I am not a Condor specialist, but I work in the area of performance engineering.
As your subject implies, slow response coupled with low CPU usage often indicates the system is i/o bound, but it is also possible there is some kind of resource lock that is forcing operations to be single-threaded when they don't need to be.
To understand whether i/o is a factor it is important to know how much raw data is being processed, i.e. what is the total size of the 20,000 files? If it takes 40 minutes to process 160 files, that is 15 seconds per file. Typical i/o subsystems can process data at rates ranging from 1 to 100 Megabytes per second (depends on device, read versus write, random versus sequential, block/packet size and other stuff). So if your average file size is 15 Megabytes or more that could explain the throughput limitation.
Next question is what kind of i/o, disk or network? You can start by logging in to the machine where the files are stored and running "iostat -dx 10 300", which will track the number of bytes being read and written over five minutes. You can compare that to the specs for the disk, or simply do a copy of a big file and time it yourself to determine whether that's near the limit.
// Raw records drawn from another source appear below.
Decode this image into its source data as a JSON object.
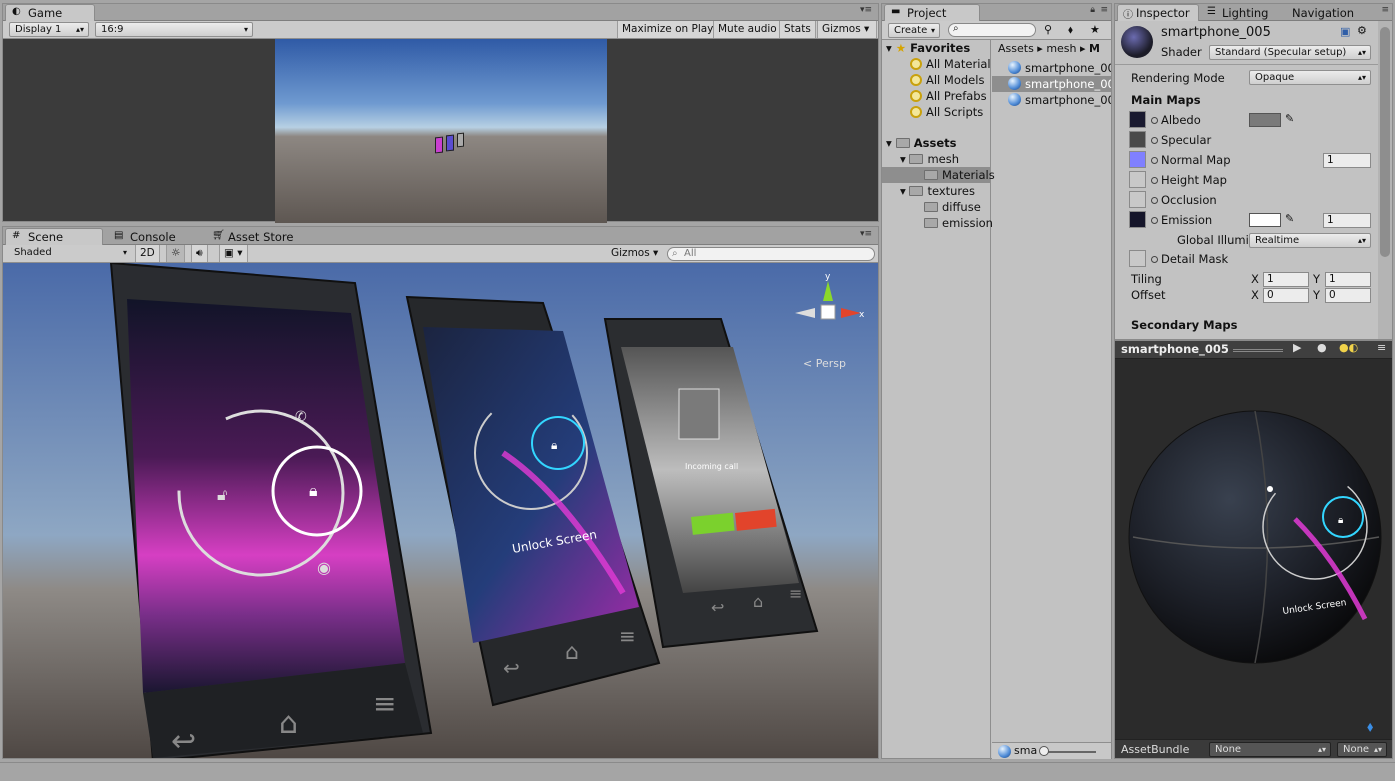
{
  "game": {
    "tab": "Game",
    "display": "Display 1",
    "aspect": "16:9",
    "maximize": "Maximize on Play",
    "mute": "Mute audio",
    "stats": "Stats",
    "gizmos": "Gizmos"
  },
  "scene": {
    "tabs": [
      "Scene",
      "Console",
      "Asset Store"
    ],
    "shading": "Shaded",
    "mode2d": "2D",
    "gizmos": "Gizmos",
    "search_placeholder": "All",
    "persp": "Persp",
    "axis_y": "y",
    "axis_x": "x",
    "phones": {
      "big_unlock": "",
      "mid_unlock": "Unlock Screen",
      "small_incoming": "Incoming call",
      "small_answer": "Answer",
      "small_decline": "Decline"
    }
  },
  "project": {
    "tab": "Project",
    "create": "Create",
    "favorites_label": "Favorites",
    "favorites": [
      "All Material",
      "All Models",
      "All Prefabs",
      "All Scripts"
    ],
    "assets_label": "Assets",
    "tree": {
      "mesh": "mesh",
      "materials": "Materials",
      "textures": "textures",
      "diffuse": "diffuse",
      "emission": "emission"
    },
    "breadcrumb": [
      "Assets",
      "mesh",
      "M"
    ],
    "files": [
      "smartphone_00",
      "smartphone_00",
      "smartphone_00"
    ],
    "bottom_search": "sma"
  },
  "inspector": {
    "tabs": [
      "Inspector",
      "Lighting",
      "Navigation"
    ],
    "material_name": "smartphone_005",
    "shader_label": "Shader",
    "shader": "Standard (Specular setup)",
    "rendering_mode_label": "Rendering Mode",
    "rendering_mode": "Opaque",
    "main_maps": "Main Maps",
    "albedo": "Albedo",
    "specular": "Specular",
    "normal_map": "Normal Map",
    "normal_value": "1",
    "height_map": "Height Map",
    "occlusion": "Occlusion",
    "emission": "Emission",
    "emission_value": "1",
    "global_illum_label": "Global Illumi",
    "global_illum": "Realtime",
    "detail_mask": "Detail Mask",
    "tiling_label": "Tiling",
    "offset_label": "Offset",
    "x_label": "X",
    "y_label": "Y",
    "tiling_x": "1",
    "tiling_y": "1",
    "offset_x": "0",
    "offset_y": "0",
    "secondary_maps": "Secondary Maps",
    "preview_title": "smartphone_005",
    "preview_unlock": "Unlock Screen",
    "assetbundle_label": "AssetBundle",
    "assetbundle": "None",
    "assetbundle_variant": "None"
  },
  "colors": {
    "panel": "#c2c2c2",
    "tabbar": "#a2a2a2",
    "selection": "#8e8e8e",
    "emission_magenta": "#e23bd6",
    "accent_cyan": "#33d6ff"
  }
}
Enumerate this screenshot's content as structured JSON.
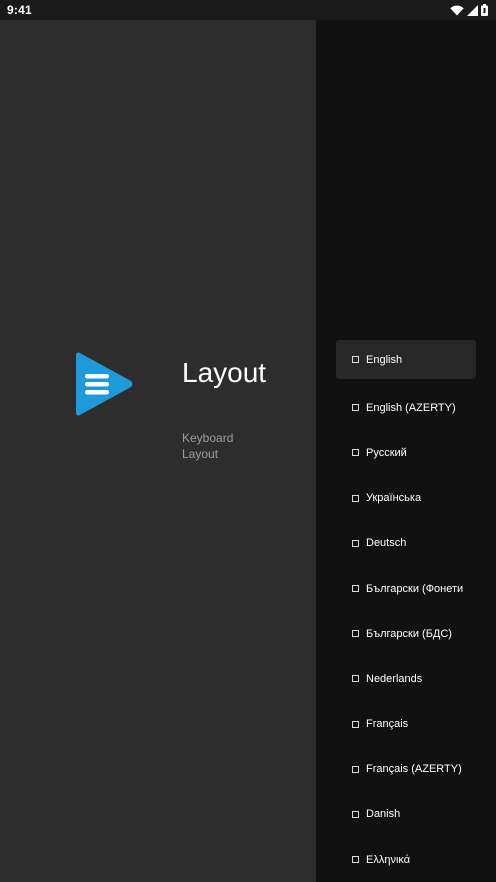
{
  "status_bar": {
    "time": "9:41",
    "icons": [
      "wifi-icon",
      "signal-icon",
      "battery-icon"
    ]
  },
  "app": {
    "title": "Layout",
    "subtitle": "Keyboard Layout",
    "logo_color": "#1f9ad8"
  },
  "layout_list": {
    "selected_index": 0,
    "items": [
      {
        "label": "English"
      },
      {
        "label": "English (AZERTY)"
      },
      {
        "label": "Русский"
      },
      {
        "label": "Українська"
      },
      {
        "label": "Deutsch"
      },
      {
        "label": "Български (Фонетична)"
      },
      {
        "label": "Български (БДС)"
      },
      {
        "label": "Nederlands"
      },
      {
        "label": "Français"
      },
      {
        "label": "Français (AZERTY)"
      },
      {
        "label": "Danish"
      },
      {
        "label": "Ελληνικά"
      }
    ]
  },
  "colors": {
    "left_background": "#2d2d2d",
    "right_background": "#111111",
    "selected_background": "#272727",
    "accent": "#1f9ad8"
  }
}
Even if the disk capacity is not the problem there is the possibility that you are network bound. You say this is a single-node test - but is there a chance that within that test the application does some network i/o? If the files you are using are located on a remote disk (use the "df" command to see which filepaths are mounted from remote hosts) it could be the network, not the physical disk, causing the problem. You need to know whether the networks for your system are configured as 100 megabit versus 1 gigabit (high end systems have 10 gigabit networks) - but remember a "bit" is 1/8 of a "byte", so the 1 gigabit network has a limitation around 125 Megabytes per second. While the test is running you can login to the machine and run "sar -n DEV 10 36" to check network traffic.
The final possibility (since you know you're not CPU bound) is that there is contention on some other kind of system or application resource that is slowing down operations and/or causing work to be single-threaded across the run. Pay particular attention to any external service (e.g. a web service call that runs slowly) but if the job is self-contained you'd have to use a profiling tool to find any opportunities to tune any underlying bottlenecks.
More relevant, I think, is whether running Condor jobs in parallel could help you finish the batch faster. If the average job job takes 40 minutes, as your sample did, it would take 120 x 40 minutes = 80 hours. Since you indicated the complete run finishes in 24 hours, it is clear that Condor is succeeding in scheduling the jobs concurrently. You could look into whether you could increase the number of condor nodes per host or more likely figure out if there's a way you could spread the work over multiple machines. For example, is there a good reason why all the files end up in the same location?
It would be desirable for condor to somehow track Disk capacity as it does CPU. Also pretty nifty if condor tools made it easier to manage clusters of hosts, maybe a Group ClassAd that advertised the network speed and aggregate disk resource for a ParallelSchedulingGroup mapping to a physical machine cluster or rack. If anyone knows of Condor features that help in these areas, I'd be keenly interested to learn about them.